Circulating tumor cells (CTCs) – cancer cells shed from tumors to the bloodstream – are some of the most studied liquid cancer biomarkers and offer enormous predictive and prognostic potential. But their rarity and heterogeneity as resulted in a plethora of isolation and detection methods aiming to expand their clinical utility.
In a collaboration with the University of Copenhagen, Rigshospitalet, the Herlev and Gentofte Hospitals, VARCT Diagnostics reports the use of rVAR2 – our proprietary recombinant VAR2CSA which specifically binds oncofetal chondroitin sulfate (oncofetal CS) – to detect CTCs directly in blood samples from two diverse cancer patient cohorts, bypassing the need for CTC enrichment or separation technologies.
In a first cohort of patients with advanced cancer – those that have exhausted standard of care treatment – we showed that rVAR2 was able to detect 7 out of the 11 cancer types. Critically, this included those for which current CTC strategies remain suboptimal, such as non-small cell lung cancer, urothelial carcinoma, ovarian carcinoma, and glioblastoma. Also important, no CTCs were detected in blood samples from 13 healthy donors. We subsequently explored the use of rVAR2 to detect CTCs in a second cohort of patients with no cancer diagnosis but reporting serious non-specific symptoms or signs of cancer. Here we showed that rVAR2 could detect CTCs in 57% of cases also independently diagnosed with cancer.
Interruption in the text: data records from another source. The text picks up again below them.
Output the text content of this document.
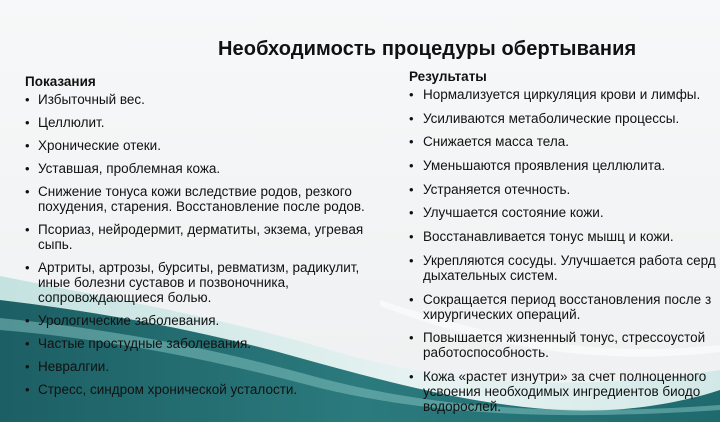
Необходимость процедуры обертывания
Показания
• Избыточный вес.
• Целлюлит.
• Хронические отеки.
• Уставшая, проблемная кожа.
• Снижение тонуса кожи вследствие родов, резкого
похудения, старения. Восстановление после родов.
• Псориаз, нейродермит, дерматиты, экзема, угревая
сыпь.
• Артриты, артрозы, бурситы, ревматизм, радикулит,
иные болезни суставов и позвоночника,
сопровождающиеся болью.
• Урологические заболевания.
• Частые простудные заболевания.
• Невралгии.
• Стресс, синдром хронической усталости.
Результаты
• Нормализуется циркуляция крови и лимфы.
• Усиливаются метаболические процессы.
• Снижается масса тела.
• Уменьшаются проявления целлюлита.
• Устраняется отечность.
• Улучшается состояние кожи.
• Восстанавливается тонус мышц и кожи.
• Укрепляются сосуды. Улучшается работа серд
дыхательных систем.
• Сокращается период восстановления после з
хирургических операций.
• Повышается жизненный тонус, стрессоустой
работоспособность.
• Кожа «растет изнутри» за счет полноценного
усвоения необходимых ингредиентов биодо
водорослей.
The detection of ofCS on CTCs across diverse cancer types and disease stages highlights the broad clinical utility of CTCs. This study demonstrates the potential of our tumor-agnostic CTC diagnostics platform to expand the applicability of CTC liquid biopsies to a wider range of cancers while reducing sample handling and costs.
We are deeply grateful to the patients for donating samples and to the Innovation Fund Denmark for supporting this effort as part of a Grand Solutions.